Closure of Conference project. Post-Conference Plans

Many many thanks to everyone who participated in the conference, to all those who presented papers, read their poetry or translations, contributed to discussions or just came to listen.

This blog will remain open as a record of the conference proceedings and will continue to include the programme, the abstracts of the presentations and the short biographies of the participants.

We have removed the conference papers from this site because we intend to include revised versions in a post-conference book. This book will not be a representation of the conference proceedings as such, however, but a volume of articles roughly reflecting the structure of the conference. The book will be edited by Ursula Philips, supported by a team of advisers (Urszula Chowaniec, Knut Andreas Grimstad, Kris Van Heuckelom and Elwira Grossman). It is expected that the volume will appear in 2013.

Should anyone wish to contact the authors of papers or read the original papers, please contact the conference organizer.

Sunday, July 03, 2011

Joanna Michlic (Brandeis University)

“Living in the Shadow of Wartime Traumas: Contemporary Autobiographical Writings of Child Holocaust Survivors in Poland.”

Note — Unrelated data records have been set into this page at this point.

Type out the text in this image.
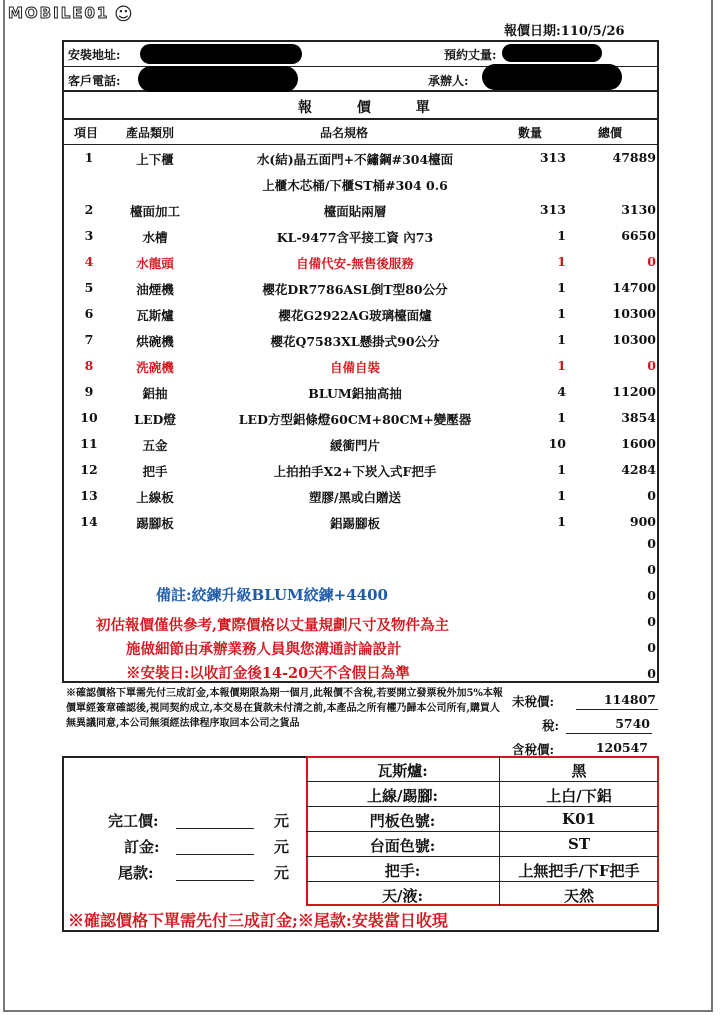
MOBILE01 ☺
報價日期:110/5/26
安裝地址:
客戶電話:
預約丈量:
承辦人:
報 價 單
項目 產品類別	品名規格	數量	總價
1	上下櫃	水(結)晶五面門+不鏽鋼#304檯面	313	47889
上櫃木芯桶/下櫃ST桶#304 0.6
2	檯面加工	檯面貼兩層	313	3130
3	水槽	KL-9477含平接工資 內73	1	6650
4	水龍頭	自備代安-無售後服務	1	0
5	油煙機	櫻花DR7786ASL倒T型80公分	1	14700
6	瓦斯爐	櫻花G2922AG玻璃檯面爐	1	10300
7	烘碗機	櫻花Q7583XL懸掛式90公分	1	10300
8	洗碗機	自備自裝	1	0
9	鋁抽	BLUM鋁抽高抽	4	11200
10	LED燈	LED方型鋁條燈60CM+80CM+變壓器	1	3854
11	五金	緩衝門片	10	1600
12	把手	上拍拍手X2+下崁入式F把手	1	4284
13	上線板	塑膠/黑或白贈送	1	0
14	踢腳板	鋁踢腳板	1	900
0
0
0
0
0
0
備註:絞鍊升級BLUM絞鍊+4400
初估報價僅供參考,實際價格以丈量規劃尺寸及物件為主
施做細節由承辦業務人員與您溝通討論設計
※安裝日:以收訂金後14-20天不含假日為準
※確認價格下單需先付三成訂金,本報價期限為期一個月,此報價不含稅,若要開立發票稅外加5%本報價單經簽章確認後,視同契約成立,本交易在貨款未付清之前,本產品之所有權乃歸本公司所有,購買人無異議同意,本公司無須經法律程序取回本公司之貨品
未稅價:	114807
稅:	5740
含稅價:	120547
瓦斯爐:	黑
上線/踢腳:	上白/下鋁
門板色號:	K01
台面色號:	ST
把手:	上無把手/下F把手
天/液:	天然
完工價:	元
訂金:	元
尾款:	元
※確認價格下單需先付三成訂金;※尾款:安裝當日收現
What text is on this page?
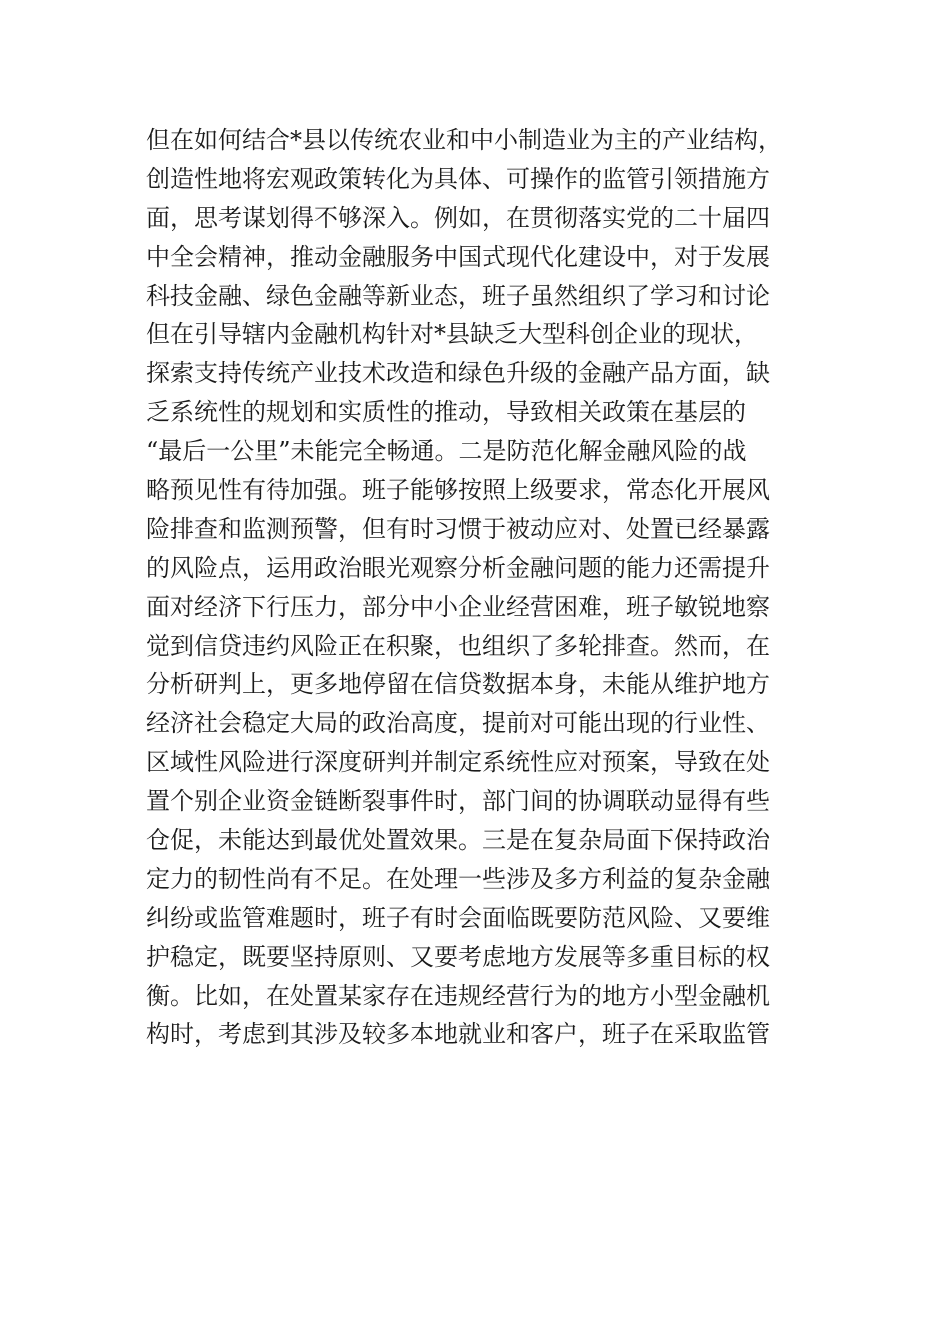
但在如何结合*县以传统农业和中小制造业为主的产业结构，
创造性地将宏观政策转化为具体、可操作的监管引领措施方
面，思考谋划得不够深入。例如，在贯彻落实党的二十届四
中全会精神，推动金融服务中国式现代化建设中，对于发展
科技金融、绿色金融等新业态，班子虽然组织了学习和讨论
但在引导辖内金融机构针对*县缺乏大型科创企业的现状，
探索支持传统产业技术改造和绿色升级的金融产品方面，缺
乏系统性的规划和实质性的推动，导致相关政策在基层的
“最后一公里”未能完全畅通。二是防范化解金融风险的战
略预见性有待加强。班子能够按照上级要求，常态化开展风
险排查和监测预警，但有时习惯于被动应对、处置已经暴露
的风险点，运用政治眼光观察分析金融问题的能力还需提升
面对经济下行压力，部分中小企业经营困难，班子敏锐地察
觉到信贷违约风险正在积聚，也组织了多轮排查。然而，在
分析研判上，更多地停留在信贷数据本身，未能从维护地方
经济社会稳定大局的政治高度，提前对可能出现的行业性、
区域性风险进行深度研判并制定系统性应对预案，导致在处
置个别企业资金链断裂事件时，部门间的协调联动显得有些
仓促，未能达到最优处置效果。三是在复杂局面下保持政治
定力的韧性尚有不足。在处理一些涉及多方利益的复杂金融
纠纷或监管难题时，班子有时会面临既要防范风险、又要维
护稳定，既要坚持原则、又要考虑地方发展等多重目标的权
衡。比如，在处置某家存在违规经营行为的地方小型金融机
构时，考虑到其涉及较多本地就业和客户，班子在采取监管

The paper will focus on the traumatic impact of the Second World War on child Holocaust survivors, and how it is translated in autobiographical literature through the works of Michał Głowiński (1934) and Piotr Matywiecki (1943), two acclaimed figures of the contemporary Polish literary world. During the last two decades, both Matywiecki and Głowiński have written about their wartime experiences, and the complexities of their postwar double identities as Jewish survivors and Poles living in post-1945 Poland. Their writing on the subject can be interpreted as a meaningful search for identity, a compelling confession and a powerful desire to come out of the closet.
The paper will explore Jewish identity in the shadow of the Holocaust in Głowiński’s and Matywiecki’s autobiographical writings, including essays, novels and memoirs. The paper will pose questions about the representations of Jewishness and Polishness, and the nature and evolution of themes pertaining to the memory of the Holocaust. Finally, the paper will place these authors within the tradition of autobiographical writings of child Holocaust authors such as Henryk Grynberg and Suzanne Suleiman.